Von Bondies: not quite Motor City madness

Despite its best efforts, Detroit act not called back for encore

Tuesday, April 7th, 2009

Von Bondies

Rock fans were treated to a lineup of Detroit-based talent, as the Von Bondies took the stage at Call the Office.

Anyone who has seen the opening credits to the television program “Rescue Me” with Denis Leary has received an informal introduction to the Von Bondies’ biggest hit “C’mon C’mon.”

The quintet combines garage rock and punk sounds with hints of soul. Considering the rich musical history of the Motor City, home to bands ranging from the White Stripes and MC5 to the Supremes, the combination is appropriate.

Openers and fellow Detroit natives SSM offered a distinct sound, bringing the groove back to garage rock. Lead singer John Szymanski manipulated his keyboard to produce psychedelic samplings. The trio set an upbeat mood, but failed to engage the sizable crowd on the frigid Tuesday night.

Pop/rock band Freer was next to take the stage and delivered in a more conventional manner. However, the quartet’s melodic sound didn’t mesh with its off-key delivery. Each song was connected to the next without pause, which gave the set a sense of repetition. As the second band, Freer created a lull in between more powerful performances.

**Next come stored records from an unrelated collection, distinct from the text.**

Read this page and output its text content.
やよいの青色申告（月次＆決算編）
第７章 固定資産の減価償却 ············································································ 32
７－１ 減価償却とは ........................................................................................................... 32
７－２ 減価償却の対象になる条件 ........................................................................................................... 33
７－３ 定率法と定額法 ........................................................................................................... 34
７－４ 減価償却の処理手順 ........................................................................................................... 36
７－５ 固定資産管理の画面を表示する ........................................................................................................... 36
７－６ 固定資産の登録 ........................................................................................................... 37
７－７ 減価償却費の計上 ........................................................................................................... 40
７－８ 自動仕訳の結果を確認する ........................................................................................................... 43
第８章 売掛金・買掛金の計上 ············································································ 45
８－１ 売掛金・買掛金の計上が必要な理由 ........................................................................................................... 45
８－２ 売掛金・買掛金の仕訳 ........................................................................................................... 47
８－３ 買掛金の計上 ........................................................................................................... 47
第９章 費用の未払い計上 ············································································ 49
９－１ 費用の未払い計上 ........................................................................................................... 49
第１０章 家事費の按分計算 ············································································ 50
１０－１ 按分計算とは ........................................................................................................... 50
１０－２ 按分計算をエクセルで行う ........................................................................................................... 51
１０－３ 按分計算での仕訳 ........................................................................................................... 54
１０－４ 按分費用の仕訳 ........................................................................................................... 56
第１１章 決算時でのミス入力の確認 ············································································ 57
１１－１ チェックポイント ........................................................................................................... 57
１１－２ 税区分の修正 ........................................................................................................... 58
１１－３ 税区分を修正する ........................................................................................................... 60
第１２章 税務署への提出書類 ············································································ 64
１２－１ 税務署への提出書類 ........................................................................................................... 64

There was little anticipation for the headlining set, but the Von Bondies drew an impressive crowd with its raw sound and energy. The band’s visual impact was, at first, the main attraction.

Jason Stollsteimer, the lanky lead singer, was flanked on either side by the striking Leann Banks and Alicia Gbur. The ladies were decked out in alternative takes on the little black dress and proved it is easy to look good and rock out.

The few loyal fans in the crowd thrashed receptively to favourites like “It Came from Japan.” The rest of the audience responded with appreciative toe-tapping and head-bobbing.

Unfortunately, the force of the guitars, bass and drums overwhelmed the lyrics so that they were nearly unintelligible. However, Stollsteimer and Gbur demonstrated their vocal abilities when the Von Bondies were pared down to just the duo to emphasize the band’s soul influences.

By the end of the set, the Von Bondies had the crowd surrounding the stage clapping its hands in the air to the beat. Yet, as soon as the set was done, the crowd dispersed without any demand for an encore.

The inconsistent response characterized the set. The force brought forward by the Von Bondies did not translate into feeling, just as the lyrics sung by Stollsteimer, with his sweaty, long hair stuck to his face, could not be heard by the crowd.